Franz Joseph Haydn (1732-1809)

Te Deum in C

Te Deum laudamus
Te ergo quaesumus
Aeterna fac cum sanctis Tuis

Haydn wrote his first Te Deum in 1765, but this, his second, comes from 1799-1800, in the midst of the final great phase of creativity which has left us the six late masses and the oratorios "The Creation" and "The Seasons". Consequently every bar of this magnificent festive work shows the hand of a master-craftsman at the summit of a long and brilliant career. Haydn sets it in the traditional festive key of C major, and decks out his orchestra with the trumpets, drums, flutes and C-horns that the 18th Century required for grand musical celebration. There are no soloists and the work's three-part structure makes it, in effect, a concerto for chorus and orchestra. More important, though, than any technical consideration is the exuberant and whole-hearted feeling that Haydn puts into this brief sacred work. "The thought of God fills me with such confidence, such joy, that I should set even a miserere to cheerful music" Haydn wrote, and in writing a Te Deum, a hymn of praise and thanks, he surpassed himself. Nowhere in all his music will we find so spontaneous and overwhelmingly cheerful an opening as in the first movement of this Te Deum, a vigorous and brilliant march which the chorus joins with the unison shout "Te Deum laudamus!". The chromatic, C minor Lento, "" Te ergo quaesumus"takes us briefly into the gloomy world of the prelude to "The Creation", but only long enough to allow the final Allegro "Aeterna fac cum sanctis Tuis", incorporating a recklessly syncopated fugue, to burst in with even more joyful splendour.
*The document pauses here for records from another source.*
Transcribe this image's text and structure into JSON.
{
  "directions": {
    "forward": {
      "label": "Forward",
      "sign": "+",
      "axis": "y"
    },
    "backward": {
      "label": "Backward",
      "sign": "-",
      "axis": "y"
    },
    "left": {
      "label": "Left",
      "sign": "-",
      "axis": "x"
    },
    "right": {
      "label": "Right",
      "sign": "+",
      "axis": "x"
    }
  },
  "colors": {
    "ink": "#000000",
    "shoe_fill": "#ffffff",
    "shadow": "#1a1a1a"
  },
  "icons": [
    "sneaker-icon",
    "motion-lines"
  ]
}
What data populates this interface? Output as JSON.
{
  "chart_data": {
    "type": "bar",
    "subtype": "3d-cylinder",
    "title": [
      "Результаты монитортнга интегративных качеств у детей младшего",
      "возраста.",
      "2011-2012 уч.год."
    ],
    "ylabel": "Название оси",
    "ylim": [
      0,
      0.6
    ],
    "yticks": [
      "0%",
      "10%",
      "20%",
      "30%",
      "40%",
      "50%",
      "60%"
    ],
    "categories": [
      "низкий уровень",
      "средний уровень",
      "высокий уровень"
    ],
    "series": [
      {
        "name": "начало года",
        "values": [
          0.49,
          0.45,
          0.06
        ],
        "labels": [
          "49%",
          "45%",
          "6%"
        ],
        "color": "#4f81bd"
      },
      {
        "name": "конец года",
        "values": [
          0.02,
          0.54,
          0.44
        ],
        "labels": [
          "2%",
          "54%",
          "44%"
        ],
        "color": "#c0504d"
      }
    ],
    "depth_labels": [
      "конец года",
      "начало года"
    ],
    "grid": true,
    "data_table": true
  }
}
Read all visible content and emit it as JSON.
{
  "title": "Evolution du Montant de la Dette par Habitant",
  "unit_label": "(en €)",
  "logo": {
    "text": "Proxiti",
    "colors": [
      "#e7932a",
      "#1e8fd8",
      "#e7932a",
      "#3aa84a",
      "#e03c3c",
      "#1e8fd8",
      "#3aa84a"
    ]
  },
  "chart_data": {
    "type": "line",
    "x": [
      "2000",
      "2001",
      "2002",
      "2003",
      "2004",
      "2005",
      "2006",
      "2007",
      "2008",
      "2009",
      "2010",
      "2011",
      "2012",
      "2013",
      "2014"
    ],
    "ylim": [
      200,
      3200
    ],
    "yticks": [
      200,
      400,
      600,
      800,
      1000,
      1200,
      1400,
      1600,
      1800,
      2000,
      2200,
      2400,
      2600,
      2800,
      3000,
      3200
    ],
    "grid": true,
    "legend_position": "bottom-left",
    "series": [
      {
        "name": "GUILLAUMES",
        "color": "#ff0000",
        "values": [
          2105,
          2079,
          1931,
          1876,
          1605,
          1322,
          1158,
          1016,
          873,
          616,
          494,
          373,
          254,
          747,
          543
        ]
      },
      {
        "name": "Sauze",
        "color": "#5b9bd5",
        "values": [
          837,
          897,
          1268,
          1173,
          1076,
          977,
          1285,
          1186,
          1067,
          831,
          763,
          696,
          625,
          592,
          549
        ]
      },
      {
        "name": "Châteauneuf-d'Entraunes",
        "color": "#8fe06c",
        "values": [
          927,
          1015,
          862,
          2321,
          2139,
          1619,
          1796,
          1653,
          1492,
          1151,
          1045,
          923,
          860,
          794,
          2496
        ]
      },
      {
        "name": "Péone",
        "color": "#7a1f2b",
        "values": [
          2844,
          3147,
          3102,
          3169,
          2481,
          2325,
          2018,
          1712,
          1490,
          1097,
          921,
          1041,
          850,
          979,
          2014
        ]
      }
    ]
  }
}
The work was commissioned by the Empress Maria Theresa and was first performed at the Eszterhazy palace at Eisenstadt on the occasion of the visit of Admiral Nelson. He reputedly presented Haydn with his gold watch, asking in return only the pen with which Haydn had written the Te Deum and D minor Mass! While it is difficult to imagine a work more different in mood from Mozart's Requiem, both are late masterpieces from the two greatest composers of the classical era, and the Te Deum expresses the good-natured and optimistic genius of its composer as surely and completely as the Requiem shows us Mozart's much darker vision.